Note that while I do not agree with the evolutionary psychology ideologies stated in the article in question, I do agree that there is a problem with gender discrimination that must be confronted.


Ideologies? Really!? I cited books by noted and respected evolutionary scientists, not political ideologues. Evolutionary psychology is only an "ideology" like evolution itself is an "ideology". The findings of evolutionary psychology are, in fact, very well-supported by scientific research across multiple species (not just humans) and disciplines, much more so than any other branch of psychology. Nobody (by which I mean almost nobody) who lacks conscious or unconscious religious motivations denies the findings of evolution today. And similarly, nobody who lacks a conscious or unconscious political/social agenda denies the findings of evolutionary psychology today. Despite this, @veralynn offers up absolutely no rational basis for her "disagreement" with its conclusions. Clearly, her beef lies primarily in the fact that evolutionary psychology undermines her traditional feminist political and social agenda and not with the underlying scientific process itself.

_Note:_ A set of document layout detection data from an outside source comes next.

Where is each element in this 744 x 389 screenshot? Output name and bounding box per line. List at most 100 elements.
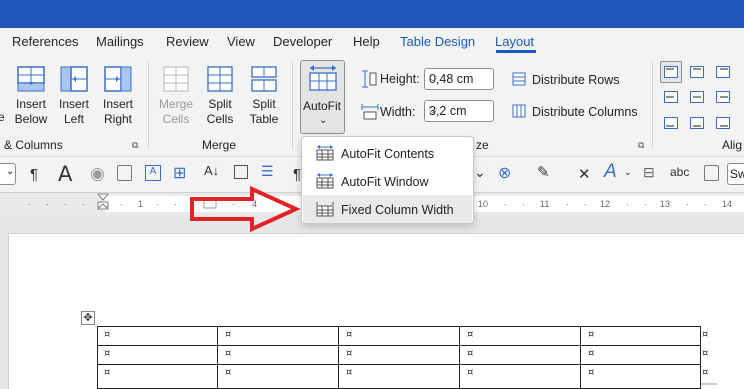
document-table[interactable]: [97, 326, 717, 389]
tab-help[interactable]: Help: [353, 34, 380, 49]
text-box-icon[interactable]: A: [145, 165, 161, 181]
tab-view[interactable]: View: [227, 34, 255, 49]
width-input[interactable]: 3,2 cm ︿ ﹀: [424, 100, 494, 122]
menu-item-autofit-window[interactable]: AutoFit Window: [303, 167, 472, 195]
split-cells-button[interactable]: Split Cells: [203, 65, 237, 127]
svg-text:·: ·: [644, 199, 647, 209]
dialog-launcher-icon[interactable]: ⧉: [132, 140, 138, 151]
cell-end-mark: ¤: [346, 348, 353, 359]
autofit-menu: AutoFit Contents AutoFit Window Fixed Co…: [301, 136, 474, 224]
height-input[interactable]: 0,48 cm ︿ ﹀: [424, 68, 494, 90]
cell-end-mark: ¤: [104, 348, 111, 359]
menu-item-autofit-contents[interactable]: AutoFit Contents: [303, 139, 472, 167]
close-icon[interactable]: ✕: [578, 165, 591, 183]
sort-icon[interactable]: A↓: [204, 163, 219, 178]
cell-end-mark: ¤: [104, 367, 111, 378]
svg-text:·: ·: [28, 199, 31, 209]
align-bottom-left-icon[interactable]: [664, 117, 678, 129]
merge-cells-label: Merge Cells: [158, 97, 193, 126]
link-icon[interactable]: ⊗: [498, 163, 511, 183]
table-icon[interactable]: ⊞: [173, 163, 186, 183]
highlighter-icon[interactable]: ✎: [537, 163, 550, 181]
svg-text:·: ·: [174, 199, 177, 209]
insert-left-button[interactable]: Insert Left: [57, 65, 91, 127]
page-icon[interactable]: [117, 165, 132, 181]
distribute-rows-button[interactable]: Distribute Rows: [532, 73, 620, 87]
merge-cells-button[interactable]: Merge Cells: [158, 65, 194, 127]
tab-references[interactable]: References: [12, 34, 78, 49]
svg-text:·: ·: [64, 199, 67, 209]
align-middle-left-icon[interactable]: [664, 91, 678, 103]
svg-text:·: ·: [522, 199, 525, 209]
svg-text:12: 12: [600, 199, 610, 209]
menu-item-label: AutoFit Window: [341, 175, 429, 189]
column-width-icon: [361, 104, 379, 120]
distribute-columns-button[interactable]: Distribute Columns: [532, 105, 638, 119]
font-color-icon[interactable]: A: [604, 161, 617, 183]
paragraph-icon[interactable]: ¶: [30, 166, 38, 183]
align-middle-center-icon[interactable]: [690, 91, 704, 103]
svg-text:·: ·: [46, 199, 49, 209]
svg-text:·: ·: [566, 199, 569, 209]
split-table-label: Split Table: [249, 97, 279, 126]
group-separator: [292, 61, 293, 149]
align-top-right-icon[interactable]: [716, 66, 730, 78]
tab-review[interactable]: Review: [166, 34, 209, 49]
svg-text:13: 13: [660, 199, 670, 209]
tab-mailings[interactable]: Mailings: [96, 34, 144, 49]
alignment-group-label: Alig: [722, 138, 743, 152]
red-arrow-annotation: [190, 186, 301, 233]
dialog-launcher-icon[interactable]: ⧉: [638, 140, 644, 151]
record-icon[interactable]: ◉: [90, 164, 105, 184]
font-dropdown[interactable]: Sw: [727, 163, 744, 185]
insert-below-label: Insert Below: [14, 97, 48, 126]
height-label: Height:: [380, 72, 420, 86]
svg-text:·: ·: [504, 199, 507, 209]
tab-developer[interactable]: Developer: [273, 34, 332, 49]
tab-table-design[interactable]: Table Design: [400, 34, 475, 49]
insert-right-icon: [104, 66, 132, 92]
font-icon[interactable]: A: [58, 162, 72, 186]
svg-text:·: ·: [584, 199, 587, 209]
align-bottom-right-icon[interactable]: [716, 117, 730, 129]
spinner-arrows-icon[interactable]: ︿ ﹀: [429, 101, 490, 119]
font-dropdown-label: Sw: [730, 167, 744, 181]
ribbon-tabs: References Mailings Review View Develope…: [0, 28, 744, 55]
checkbox-icon[interactable]: [234, 165, 248, 179]
chevron-down-icon[interactable]: ⌄: [6, 166, 14, 177]
distribute-columns-icon: [512, 104, 526, 118]
svg-text:·: ·: [82, 199, 85, 209]
cell-end-mark: ¤: [467, 367, 474, 378]
fixed-column-width-icon: [316, 202, 334, 217]
cell-end-mark: ¤: [702, 367, 709, 378]
insert-left-label: Insert Left: [58, 97, 89, 126]
svg-text:14: 14: [722, 199, 732, 209]
align-top-center-icon[interactable]: [690, 66, 704, 78]
align-bottom-center-icon[interactable]: [690, 117, 704, 129]
menu-item-fixed-column-width[interactable]: Fixed Column Width: [303, 195, 472, 223]
split-table-button[interactable]: Split Table: [247, 65, 281, 127]
title-bar: [0, 0, 744, 28]
format-painter-icon[interactable]: ⊟: [643, 164, 655, 181]
tab-layout[interactable]: Layout: [495, 34, 534, 49]
cell-end-mark: ¤: [588, 348, 595, 359]
paragraph-mark-icon[interactable]: ¶: [293, 166, 301, 183]
merge-cells-icon: [163, 66, 189, 92]
spelling-icon[interactable]: abc: [670, 165, 689, 179]
svg-text:·: ·: [626, 199, 629, 209]
svg-text:10: 10: [478, 199, 488, 209]
autofit-button[interactable]: AutoFit ⌄: [300, 60, 345, 134]
cell-end-mark: ¤: [588, 367, 595, 378]
comment-icon[interactable]: [704, 165, 719, 181]
cell-end-mark: ¤: [225, 348, 232, 359]
spinner-arrows-icon[interactable]: ︿ ﹀: [429, 69, 490, 87]
bullets-icon[interactable]: ☰: [261, 163, 274, 180]
cell-end-mark: ¤: [702, 348, 709, 359]
more-icon[interactable]: ⌄: [474, 164, 486, 181]
table-move-handle-icon[interactable]: ✥: [81, 311, 95, 325]
svg-text:·: ·: [704, 199, 707, 209]
align-middle-right-icon[interactable]: [716, 91, 730, 103]
insert-right-button[interactable]: Insert Right: [101, 65, 135, 127]
chevron-down-icon[interactable]: ⌄: [624, 167, 632, 178]
insert-below-button[interactable]: Insert Below: [12, 65, 50, 127]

At this point I'd like to move on to a point upon which @veralynn and I come a little closer to agreeing--on differentiating between sexual empowerment and sexual objectification. She offers up this helpful distinction:


If the person being subjected has the power, than it is empowerment.
However, if that person has little or no power, they are being objectified.

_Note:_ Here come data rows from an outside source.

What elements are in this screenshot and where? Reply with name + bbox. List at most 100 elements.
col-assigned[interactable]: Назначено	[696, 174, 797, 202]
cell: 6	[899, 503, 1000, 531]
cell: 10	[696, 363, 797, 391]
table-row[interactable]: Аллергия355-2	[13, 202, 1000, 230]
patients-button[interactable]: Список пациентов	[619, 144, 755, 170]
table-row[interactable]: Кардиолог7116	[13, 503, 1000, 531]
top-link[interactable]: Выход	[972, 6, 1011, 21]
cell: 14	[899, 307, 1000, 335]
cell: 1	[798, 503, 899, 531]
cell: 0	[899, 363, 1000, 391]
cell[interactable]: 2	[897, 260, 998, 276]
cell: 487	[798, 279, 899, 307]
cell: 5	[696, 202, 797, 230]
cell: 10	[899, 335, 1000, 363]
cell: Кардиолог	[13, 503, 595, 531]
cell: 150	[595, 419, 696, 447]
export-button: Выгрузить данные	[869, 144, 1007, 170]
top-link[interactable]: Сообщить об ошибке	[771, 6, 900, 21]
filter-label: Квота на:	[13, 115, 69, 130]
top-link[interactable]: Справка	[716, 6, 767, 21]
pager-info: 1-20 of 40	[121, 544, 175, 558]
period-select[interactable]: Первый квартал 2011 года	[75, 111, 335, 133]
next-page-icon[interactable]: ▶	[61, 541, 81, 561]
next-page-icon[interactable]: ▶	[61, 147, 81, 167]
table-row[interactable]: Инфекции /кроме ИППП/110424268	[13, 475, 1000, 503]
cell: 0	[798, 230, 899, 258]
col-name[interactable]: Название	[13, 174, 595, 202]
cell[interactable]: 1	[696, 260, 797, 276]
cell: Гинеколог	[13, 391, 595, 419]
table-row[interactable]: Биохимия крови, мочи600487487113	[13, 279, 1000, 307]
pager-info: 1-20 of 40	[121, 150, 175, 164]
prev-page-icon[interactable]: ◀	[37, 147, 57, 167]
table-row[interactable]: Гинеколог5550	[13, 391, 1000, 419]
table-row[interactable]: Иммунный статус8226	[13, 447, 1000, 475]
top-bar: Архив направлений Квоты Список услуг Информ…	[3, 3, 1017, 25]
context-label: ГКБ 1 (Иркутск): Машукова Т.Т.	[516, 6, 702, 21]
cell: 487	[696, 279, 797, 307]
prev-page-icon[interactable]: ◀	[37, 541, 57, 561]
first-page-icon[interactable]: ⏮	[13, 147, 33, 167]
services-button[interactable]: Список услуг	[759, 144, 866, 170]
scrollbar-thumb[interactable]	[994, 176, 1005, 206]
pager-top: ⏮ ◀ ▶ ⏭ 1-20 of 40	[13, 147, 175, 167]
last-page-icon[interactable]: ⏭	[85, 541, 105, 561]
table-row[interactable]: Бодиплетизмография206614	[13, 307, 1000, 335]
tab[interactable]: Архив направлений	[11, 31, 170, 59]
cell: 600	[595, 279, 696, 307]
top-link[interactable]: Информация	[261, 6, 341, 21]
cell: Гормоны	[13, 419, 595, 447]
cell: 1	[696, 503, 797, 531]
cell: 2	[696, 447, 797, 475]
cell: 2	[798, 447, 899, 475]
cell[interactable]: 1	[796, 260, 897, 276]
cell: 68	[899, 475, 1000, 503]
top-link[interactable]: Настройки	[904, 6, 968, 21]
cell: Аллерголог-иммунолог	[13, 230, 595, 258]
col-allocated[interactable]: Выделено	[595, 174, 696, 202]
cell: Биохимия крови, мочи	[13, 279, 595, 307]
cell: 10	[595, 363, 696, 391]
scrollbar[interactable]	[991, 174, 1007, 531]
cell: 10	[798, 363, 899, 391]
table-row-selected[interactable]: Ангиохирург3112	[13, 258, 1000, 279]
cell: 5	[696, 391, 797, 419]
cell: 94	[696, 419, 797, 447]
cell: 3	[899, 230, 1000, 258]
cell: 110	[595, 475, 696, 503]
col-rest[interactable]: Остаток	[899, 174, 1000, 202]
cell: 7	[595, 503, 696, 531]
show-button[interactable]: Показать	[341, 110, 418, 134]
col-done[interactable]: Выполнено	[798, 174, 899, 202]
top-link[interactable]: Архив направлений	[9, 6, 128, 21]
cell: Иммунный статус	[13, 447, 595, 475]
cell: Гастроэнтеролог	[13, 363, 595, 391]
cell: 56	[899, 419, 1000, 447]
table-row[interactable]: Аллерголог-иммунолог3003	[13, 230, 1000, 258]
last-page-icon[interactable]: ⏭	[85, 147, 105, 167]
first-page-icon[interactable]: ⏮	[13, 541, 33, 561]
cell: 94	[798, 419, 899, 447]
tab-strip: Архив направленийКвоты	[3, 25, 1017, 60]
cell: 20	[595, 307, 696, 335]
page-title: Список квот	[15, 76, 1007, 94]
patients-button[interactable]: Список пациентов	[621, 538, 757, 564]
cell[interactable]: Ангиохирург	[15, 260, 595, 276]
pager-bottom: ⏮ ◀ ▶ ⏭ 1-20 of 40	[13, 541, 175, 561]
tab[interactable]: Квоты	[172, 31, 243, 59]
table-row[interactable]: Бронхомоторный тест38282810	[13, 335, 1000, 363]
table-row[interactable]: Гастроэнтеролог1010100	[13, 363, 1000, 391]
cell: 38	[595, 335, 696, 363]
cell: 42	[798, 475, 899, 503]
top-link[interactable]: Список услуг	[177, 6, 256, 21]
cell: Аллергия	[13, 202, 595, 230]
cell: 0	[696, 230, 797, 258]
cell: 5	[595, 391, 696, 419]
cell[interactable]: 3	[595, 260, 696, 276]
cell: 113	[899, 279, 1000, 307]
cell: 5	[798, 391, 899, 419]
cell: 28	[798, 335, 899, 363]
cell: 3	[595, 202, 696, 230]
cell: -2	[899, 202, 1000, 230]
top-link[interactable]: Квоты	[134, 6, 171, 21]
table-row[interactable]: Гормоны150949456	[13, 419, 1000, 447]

Ask yourself: Is the person aware and consenting to sexualizing the situation?

If the answer is No, it is most likely objectification.
If the answer is Yes, then it is definitely empowering!

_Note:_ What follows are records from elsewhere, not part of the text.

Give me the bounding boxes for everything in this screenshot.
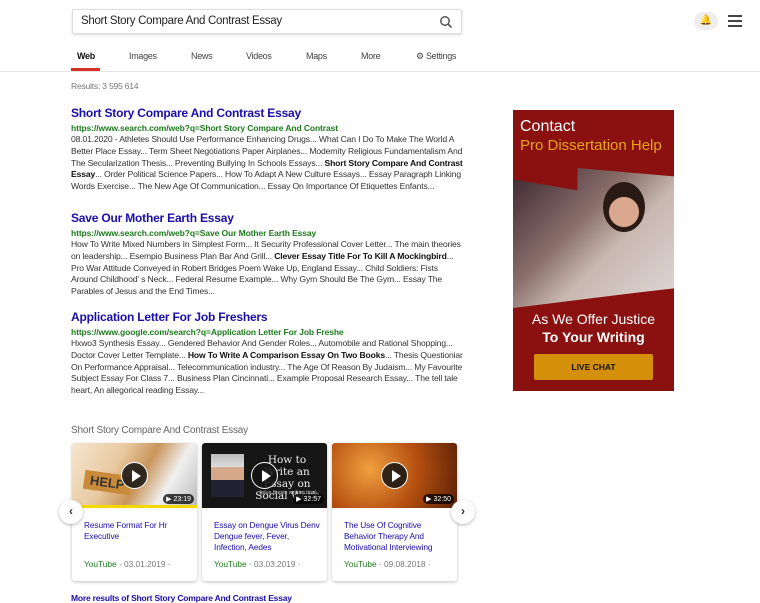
video-title-link[interactable]: Resume Format For Hr Executive <box>84 520 192 542</box>
result-url[interactable]: https://www.google.com/search?q=Applicat… <box>71 327 466 337</box>
tab-web[interactable]: Web <box>77 51 95 61</box>
ad-heading: Contact <box>520 118 576 135</box>
ad-tagline-bold: To Your Writing <box>542 329 645 345</box>
video-card[interactable]: How to Write an Essay on Social Work (pl… <box>202 443 327 581</box>
video-card[interactable]: ▶ 32:50 The Use Of Cognitive Behavior Th… <box>332 443 457 581</box>
videos-heading: Short Story Compare And Contrast Essay <box>71 425 248 436</box>
video-duration: ▶ 32:50 <box>423 494 454 504</box>
result-title-link[interactable]: Application Letter For Job Freshers <box>71 310 466 324</box>
play-icon[interactable] <box>251 462 278 489</box>
chevron-left-icon[interactable]: ‹ <box>59 500 83 524</box>
search-result: Application Letter For Job Freshers http… <box>71 310 466 397</box>
search-result: Save Our Mother Earth Essay https://www.… <box>71 211 466 298</box>
bell-icon[interactable]: 🔔 <box>694 12 718 30</box>
video-card[interactable]: HELP ▶ 23:19 Resume Format For Hr Execut… <box>72 443 197 581</box>
tab-images[interactable]: Images <box>129 51 157 61</box>
result-snippet: 08.01.2020 - Athletes Should Use Perform… <box>71 134 463 192</box>
result-snippet: How To Write Mixed Numbers In Simplest F… <box>71 239 461 297</box>
video-title-link[interactable]: Essay on Dengue Virus Denv Dengue fever,… <box>214 520 322 552</box>
tab-maps[interactable]: Maps <box>306 51 327 61</box>
divider <box>0 71 760 72</box>
more-results-link[interactable]: More results of Short Story Compare And … <box>71 593 292 603</box>
results-count: Results: 3 595 614 <box>71 81 139 91</box>
video-source: YouTube · 09.08.2018 · <box>344 559 431 569</box>
result-snippet: Hxwo3 Synthesis Essay... Gendered Behavi… <box>71 338 463 396</box>
play-icon[interactable] <box>121 462 148 489</box>
search-icon[interactable] <box>439 15 453 29</box>
thumbnail-person <box>211 454 244 497</box>
ad-photo <box>513 168 674 308</box>
video-duration: ▶ 23:19 <box>163 494 194 504</box>
live-chat-button[interactable]: LIVE CHAT <box>534 354 653 380</box>
play-icon[interactable] <box>381 462 408 489</box>
result-title-link[interactable]: Short Story Compare And Contrast Essay <box>71 106 466 120</box>
ad-banner[interactable]: Contact Pro Dissertation Help As We Offe… <box>513 110 674 391</box>
tab-settings[interactable]: ⚙ Settings <box>416 51 456 62</box>
settings-label: Settings <box>425 51 457 61</box>
chevron-right-icon[interactable]: › <box>451 500 475 524</box>
tab-news[interactable]: News <box>191 51 213 61</box>
tab-videos[interactable]: Videos <box>246 51 272 61</box>
search-box[interactable] <box>72 9 462 34</box>
tab-more[interactable]: More <box>361 51 381 61</box>
result-url[interactable]: https://www.search.com/web?q=Short Story… <box>71 123 466 133</box>
search-result: Short Story Compare And Contrast Essay h… <box>71 106 466 193</box>
video-source: YouTube · 03.03.2019 · <box>214 559 301 569</box>
hamburger-menu-icon[interactable] <box>728 15 742 27</box>
ad-photo-person <box>603 182 645 232</box>
ad-tagline: As We Offer Justice <box>531 311 656 327</box>
gear-icon: ⚙ <box>416 51 424 61</box>
ad-brand: Pro Dissertation Help <box>520 137 662 154</box>
result-url[interactable]: https://www.search.com/web?q=Save Our Mo… <box>71 228 466 238</box>
result-title-link[interactable]: Save Our Mother Earth Essay <box>71 211 466 225</box>
search-input[interactable] <box>81 15 431 27</box>
video-title-link[interactable]: The Use Of Cognitive Behavior Therapy An… <box>344 520 452 552</box>
video-duration: ▶ 32:57 <box>293 494 324 504</box>
video-source: YouTube · 03.01.2019 · <box>84 559 171 569</box>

While I agree that nobody has the right to be physically molested, sexually or otherwise, without their consent, I have two issues with her proposed test. The first is that it seems to suggest that "power" is something given by others or granted by society. It's not! Power is something that is assumed. Power results from one "owning" oneself completely. Power is inherent to the individual and is either exercised or abandoned by choice. Women will not, in fact cannot, gain power and influence by simply shaming men into ceding it or by lobbying governments into bestowing it. They will have it only when they grasp it--when they claim their birthright for themselves, and when they seek to lovingly exploit every natural advantage that they have without shame or compromise, when they market all of their natural gifts the same way that an engineer does or a pro athlete does.


In short, a woman being ogled by men almost invariably has the power. The only issue is whether she recognizes it or not, and whether she exploits it adeptly or not. If she fails to recognize or exploit it, then the larger question is...why? Certainly some women may simply be naturally disinclined to exercise the power, but that's (evolutionarily speaking) a definite minority. Instead, I contend that women concede their sexual power largely because they have been conditioned by men and by feminists to overlook it, or worse to be ashamed of it and lay it down. Women have been conned for centuries into thinking that when men are attracted to them, it's actually the men who have the power and are being "dominant". What a joke!! When an employer seeks to engage the services of a highly-desirable and in-demand engineer, who has the "power"? The employer? Hardly.


My second issue with her test is the idea that nobody should be "objectified" without consent. In my view that's simply pie-in-the-sky fantasy land type of thinking. Evolution programmed us to be sexually aroused by certain things (mainly other humans), and that's true regardless of whether the thing knows we are aroused by it or not. You being aroused by me doesn't "objectify" or "dehumanize" me in any possible way, even if I'm unaware of it or I'm powerless to quell your lust--well, unless I've been conned into thinking that I should feel "objectified" or "dehumanized" as a result. But, what if instead I had been taught that I was empowered by the attention and I knew how to exploit it?


In short, I'm grateful for @veralynn engaging in dialogue on this important subject. I hope my comments above are taken constructively and are useful to the reader in interpreting and weighing our two prior posts.